The main example within my own field of social science instruction that speaks to the network centric approach is that members of my department assist in making connections with members of other departments in other schools to share instructional strategies, tools, and even lesson modules with each other. the goal of this sharing is to reduce the burden on individual instructional planning and make it a more collaborative effort. It is not quite delivery in 1000 different places, but could be even several dozen. even if that is the case, it speaks to me on the networking ability within the realm of education.

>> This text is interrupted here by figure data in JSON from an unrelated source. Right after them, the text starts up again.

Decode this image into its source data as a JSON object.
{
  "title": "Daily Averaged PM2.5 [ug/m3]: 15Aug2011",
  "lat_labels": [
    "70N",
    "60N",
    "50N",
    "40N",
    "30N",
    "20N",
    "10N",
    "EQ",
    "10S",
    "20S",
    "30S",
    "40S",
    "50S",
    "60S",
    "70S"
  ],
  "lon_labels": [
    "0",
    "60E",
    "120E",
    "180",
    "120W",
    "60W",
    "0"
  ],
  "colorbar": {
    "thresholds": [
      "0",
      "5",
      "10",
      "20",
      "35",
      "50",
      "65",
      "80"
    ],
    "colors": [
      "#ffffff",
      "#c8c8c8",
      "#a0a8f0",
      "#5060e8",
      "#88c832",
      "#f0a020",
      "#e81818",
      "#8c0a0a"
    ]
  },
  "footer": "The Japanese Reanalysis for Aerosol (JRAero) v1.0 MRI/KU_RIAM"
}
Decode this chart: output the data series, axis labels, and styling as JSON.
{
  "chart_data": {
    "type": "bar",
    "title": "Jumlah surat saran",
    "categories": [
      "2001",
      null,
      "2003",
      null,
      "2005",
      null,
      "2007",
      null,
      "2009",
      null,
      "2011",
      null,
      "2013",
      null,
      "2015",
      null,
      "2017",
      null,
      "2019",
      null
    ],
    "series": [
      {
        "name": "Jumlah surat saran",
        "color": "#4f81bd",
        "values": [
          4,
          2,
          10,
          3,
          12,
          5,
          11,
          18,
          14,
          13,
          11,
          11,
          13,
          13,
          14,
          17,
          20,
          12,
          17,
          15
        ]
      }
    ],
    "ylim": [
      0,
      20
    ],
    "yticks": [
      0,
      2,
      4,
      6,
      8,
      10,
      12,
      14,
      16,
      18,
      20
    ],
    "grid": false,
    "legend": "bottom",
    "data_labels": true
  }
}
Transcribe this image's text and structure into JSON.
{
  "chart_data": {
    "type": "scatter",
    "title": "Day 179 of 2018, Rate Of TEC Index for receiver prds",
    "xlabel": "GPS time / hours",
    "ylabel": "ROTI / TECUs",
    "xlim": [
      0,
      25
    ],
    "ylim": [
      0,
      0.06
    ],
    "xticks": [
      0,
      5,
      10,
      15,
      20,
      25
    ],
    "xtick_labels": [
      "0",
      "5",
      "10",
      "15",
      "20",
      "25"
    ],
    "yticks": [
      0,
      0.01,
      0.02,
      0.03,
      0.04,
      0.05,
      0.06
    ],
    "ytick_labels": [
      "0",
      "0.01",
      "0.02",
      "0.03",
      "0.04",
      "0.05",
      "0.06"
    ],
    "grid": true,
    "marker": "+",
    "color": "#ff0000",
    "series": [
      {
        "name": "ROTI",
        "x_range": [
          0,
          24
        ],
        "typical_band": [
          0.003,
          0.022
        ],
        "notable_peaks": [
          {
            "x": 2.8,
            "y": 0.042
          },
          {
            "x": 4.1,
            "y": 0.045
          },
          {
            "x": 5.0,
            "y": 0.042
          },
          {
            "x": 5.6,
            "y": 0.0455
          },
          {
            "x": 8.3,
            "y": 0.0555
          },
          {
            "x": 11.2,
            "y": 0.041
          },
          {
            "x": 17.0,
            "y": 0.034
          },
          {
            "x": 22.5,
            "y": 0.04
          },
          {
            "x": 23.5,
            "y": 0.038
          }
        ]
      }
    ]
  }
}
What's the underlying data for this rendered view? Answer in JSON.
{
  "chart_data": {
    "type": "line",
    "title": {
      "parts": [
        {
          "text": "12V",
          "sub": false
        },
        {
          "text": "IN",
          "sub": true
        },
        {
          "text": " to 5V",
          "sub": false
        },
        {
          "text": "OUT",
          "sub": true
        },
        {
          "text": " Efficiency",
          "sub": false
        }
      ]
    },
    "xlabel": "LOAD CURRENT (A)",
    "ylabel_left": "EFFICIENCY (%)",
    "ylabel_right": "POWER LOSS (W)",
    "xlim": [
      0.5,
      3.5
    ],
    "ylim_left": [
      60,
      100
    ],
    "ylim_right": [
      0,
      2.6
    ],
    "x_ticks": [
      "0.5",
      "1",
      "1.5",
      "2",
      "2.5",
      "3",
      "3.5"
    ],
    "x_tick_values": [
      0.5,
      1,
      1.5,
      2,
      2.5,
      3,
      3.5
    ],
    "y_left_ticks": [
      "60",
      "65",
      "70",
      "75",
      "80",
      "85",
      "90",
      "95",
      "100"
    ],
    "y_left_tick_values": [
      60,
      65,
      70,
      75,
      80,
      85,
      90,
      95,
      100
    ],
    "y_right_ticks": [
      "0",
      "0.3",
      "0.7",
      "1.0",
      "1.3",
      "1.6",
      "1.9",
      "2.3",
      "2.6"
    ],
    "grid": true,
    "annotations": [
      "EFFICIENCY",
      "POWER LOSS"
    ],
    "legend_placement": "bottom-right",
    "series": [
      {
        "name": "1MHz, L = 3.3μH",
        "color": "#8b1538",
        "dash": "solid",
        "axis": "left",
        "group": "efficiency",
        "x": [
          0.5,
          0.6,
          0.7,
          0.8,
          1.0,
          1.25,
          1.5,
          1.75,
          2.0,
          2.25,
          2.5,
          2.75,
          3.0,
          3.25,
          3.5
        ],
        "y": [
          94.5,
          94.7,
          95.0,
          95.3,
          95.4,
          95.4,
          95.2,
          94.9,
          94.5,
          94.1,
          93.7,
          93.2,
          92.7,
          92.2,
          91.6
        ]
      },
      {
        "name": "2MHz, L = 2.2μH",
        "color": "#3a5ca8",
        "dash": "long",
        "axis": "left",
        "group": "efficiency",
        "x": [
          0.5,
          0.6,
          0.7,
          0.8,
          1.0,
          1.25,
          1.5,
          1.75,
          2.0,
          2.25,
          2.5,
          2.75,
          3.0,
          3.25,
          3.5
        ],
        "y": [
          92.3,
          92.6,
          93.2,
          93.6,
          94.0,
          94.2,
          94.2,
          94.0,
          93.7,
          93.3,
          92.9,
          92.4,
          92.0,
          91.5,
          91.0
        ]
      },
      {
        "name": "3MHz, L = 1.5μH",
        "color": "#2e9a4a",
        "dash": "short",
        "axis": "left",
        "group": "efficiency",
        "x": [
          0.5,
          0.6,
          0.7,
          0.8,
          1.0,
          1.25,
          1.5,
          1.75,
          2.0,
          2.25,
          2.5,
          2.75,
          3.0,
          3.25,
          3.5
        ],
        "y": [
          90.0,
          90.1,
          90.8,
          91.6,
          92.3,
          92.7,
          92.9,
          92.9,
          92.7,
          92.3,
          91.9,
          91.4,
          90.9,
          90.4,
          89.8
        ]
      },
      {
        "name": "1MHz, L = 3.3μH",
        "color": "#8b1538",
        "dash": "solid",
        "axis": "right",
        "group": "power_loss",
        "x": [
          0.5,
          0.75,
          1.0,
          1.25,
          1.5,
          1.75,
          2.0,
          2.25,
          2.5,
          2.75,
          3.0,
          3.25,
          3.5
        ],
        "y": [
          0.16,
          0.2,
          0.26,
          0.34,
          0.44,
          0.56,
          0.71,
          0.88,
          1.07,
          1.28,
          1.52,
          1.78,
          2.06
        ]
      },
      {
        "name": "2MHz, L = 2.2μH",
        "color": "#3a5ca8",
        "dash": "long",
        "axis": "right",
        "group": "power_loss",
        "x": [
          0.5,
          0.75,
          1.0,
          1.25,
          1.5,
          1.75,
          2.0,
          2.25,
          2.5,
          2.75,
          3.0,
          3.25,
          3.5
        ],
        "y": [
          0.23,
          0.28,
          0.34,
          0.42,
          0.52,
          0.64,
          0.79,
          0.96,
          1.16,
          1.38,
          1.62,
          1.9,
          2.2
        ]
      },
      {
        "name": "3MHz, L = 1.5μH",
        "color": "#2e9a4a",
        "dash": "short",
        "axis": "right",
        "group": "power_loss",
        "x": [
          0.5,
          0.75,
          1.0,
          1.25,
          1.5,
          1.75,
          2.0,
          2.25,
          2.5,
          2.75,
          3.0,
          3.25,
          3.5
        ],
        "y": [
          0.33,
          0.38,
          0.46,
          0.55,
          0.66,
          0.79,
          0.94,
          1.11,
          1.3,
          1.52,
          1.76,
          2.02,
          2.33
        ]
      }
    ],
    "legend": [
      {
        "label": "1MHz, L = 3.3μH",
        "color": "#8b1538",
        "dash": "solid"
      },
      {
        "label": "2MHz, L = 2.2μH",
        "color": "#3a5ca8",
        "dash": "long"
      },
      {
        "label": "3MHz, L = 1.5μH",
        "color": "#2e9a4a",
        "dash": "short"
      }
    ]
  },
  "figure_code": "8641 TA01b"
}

Having worked in public education in three school systems in the past 8 years i have seen the desire to create these open networks but in an environment that is increasingly trying to centralize. We all should recognize that the nature of public education has become increasingly Organization–centric. There has been for the past thirteen years efforts to create a oneness within education so as to strive for numerical achievement above all else. Without trying to sound the anti-education reform horn I will say that the push to centralize has cause teachers to jump into networks on their own to help create, distribute, and collaborate to try and make learning interesting in an increasingly standardised environment. The use of youtube clips, blog posts, and image searches have become integral within classroom instruction. However, with my most recent position I have seen a great deal of effort to restrict teacher access to material while in the workplace. Any site deamed a blog/wiki, image searches, and streaming are heaviely limited as they would be for the students. I have heard explanations that these pages are unreliable, slanderous, or even potential avenues for bullyying. The response to any of these issues has been to ban acess and cause the person who wants to use them to perform work at home. Recently there has been a collaborative effort between administrative groups and teachers to explore viable options for access to network tools in the workplace by both teachers and students. The school system opperates a facebook page that cannot be accessed in the schools on school computers unless you have administrate privilege. It is a paradox that a change is being discussed for. Many of those in charge has seen the benefits to these tools as we have in our brief time together. The use of twitter and youtube have been identified by my own supervisor as tools he would like to see integrated. He is not sold on Wikipedia but I will certainly recommend Shirky‘s book to hopefully swing his thoughts. Within the next year or two i hope to see us move to a more network friendly model but in the current environment I still see us holing onto the organization-centricmodel that has been a hallmark of the modern education system.